Mixed convection radiated flow of Jeffery-type hybrid nanofluid due to inclined oscillating surface with slip effects: a comparative fractional model

Abstract

A fractional model is developed for addressing the radiative thermal flow of hybrid nanofluid in presence of Jeffrey base material. The characterization of hybrid nanofluid is presented by utilizing the copper, aluminum oxide and titanium dioxide nanoparticles. The fluctuation in the heat and mass transportation phenomenon is observed in presence of mixed convection and magnetic force implementation. The inclined oscillating plate induced the flow subject to the slip effects and porous space. The fluctuation in the temperature is observed at different time instants. The fundamental laws are incorporated to model the problem and later on the dimensionless system of the fractional problem has been obtained via appropriate variables. The fractional simulations with help of Caputo–Fabrizio (CF) and Atangana–Baleanu (AB) techniques.

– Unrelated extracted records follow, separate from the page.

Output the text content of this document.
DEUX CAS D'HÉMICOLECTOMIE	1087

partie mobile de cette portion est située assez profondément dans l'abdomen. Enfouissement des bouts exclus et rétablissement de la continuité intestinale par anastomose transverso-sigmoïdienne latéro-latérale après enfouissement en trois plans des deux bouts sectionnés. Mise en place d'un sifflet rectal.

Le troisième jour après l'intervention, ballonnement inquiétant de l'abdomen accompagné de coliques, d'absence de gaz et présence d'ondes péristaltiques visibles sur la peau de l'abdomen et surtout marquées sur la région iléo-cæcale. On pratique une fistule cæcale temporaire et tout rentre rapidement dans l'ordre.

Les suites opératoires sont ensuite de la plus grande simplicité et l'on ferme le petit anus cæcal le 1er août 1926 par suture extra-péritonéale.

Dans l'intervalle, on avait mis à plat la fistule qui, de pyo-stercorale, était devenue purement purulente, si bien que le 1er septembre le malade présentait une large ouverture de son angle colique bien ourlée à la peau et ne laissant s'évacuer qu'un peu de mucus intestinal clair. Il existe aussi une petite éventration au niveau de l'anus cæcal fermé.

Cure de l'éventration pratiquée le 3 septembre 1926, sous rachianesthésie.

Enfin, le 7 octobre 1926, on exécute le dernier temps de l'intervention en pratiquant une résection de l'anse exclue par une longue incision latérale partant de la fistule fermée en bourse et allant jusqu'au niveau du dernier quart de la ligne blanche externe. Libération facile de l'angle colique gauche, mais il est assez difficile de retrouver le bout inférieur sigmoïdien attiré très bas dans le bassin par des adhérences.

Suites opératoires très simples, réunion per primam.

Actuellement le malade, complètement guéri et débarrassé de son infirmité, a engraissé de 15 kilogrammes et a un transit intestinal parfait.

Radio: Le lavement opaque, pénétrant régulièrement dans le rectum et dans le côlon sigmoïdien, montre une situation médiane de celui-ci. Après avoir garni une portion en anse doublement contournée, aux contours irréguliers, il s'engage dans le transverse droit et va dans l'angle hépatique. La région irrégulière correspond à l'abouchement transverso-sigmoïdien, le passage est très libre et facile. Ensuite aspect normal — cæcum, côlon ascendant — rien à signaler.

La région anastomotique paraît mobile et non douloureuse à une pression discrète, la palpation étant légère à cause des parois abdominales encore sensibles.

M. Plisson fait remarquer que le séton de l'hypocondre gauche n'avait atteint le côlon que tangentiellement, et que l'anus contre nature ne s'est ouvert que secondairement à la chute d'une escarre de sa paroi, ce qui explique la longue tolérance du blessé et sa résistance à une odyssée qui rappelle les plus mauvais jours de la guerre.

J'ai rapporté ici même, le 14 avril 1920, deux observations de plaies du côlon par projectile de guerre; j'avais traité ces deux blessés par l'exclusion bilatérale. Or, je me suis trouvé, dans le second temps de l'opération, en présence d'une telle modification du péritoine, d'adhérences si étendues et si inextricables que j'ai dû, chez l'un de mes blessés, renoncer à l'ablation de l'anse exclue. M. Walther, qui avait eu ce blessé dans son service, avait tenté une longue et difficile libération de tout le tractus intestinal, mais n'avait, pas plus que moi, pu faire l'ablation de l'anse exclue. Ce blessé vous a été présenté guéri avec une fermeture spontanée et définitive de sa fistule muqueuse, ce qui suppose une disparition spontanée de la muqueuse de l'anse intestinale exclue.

The comparative aspect of both AB and CF fractional operators in view of flow parameters is workout. The exact solution for the obtained analytical expressions is successfully suggested. Moreover, some limiting cases for the oscillating flow have also been addressed. The numerical variation for heat and mass transfer phenomenon by using both fractional techniques and different Laplace inverse operators is observed.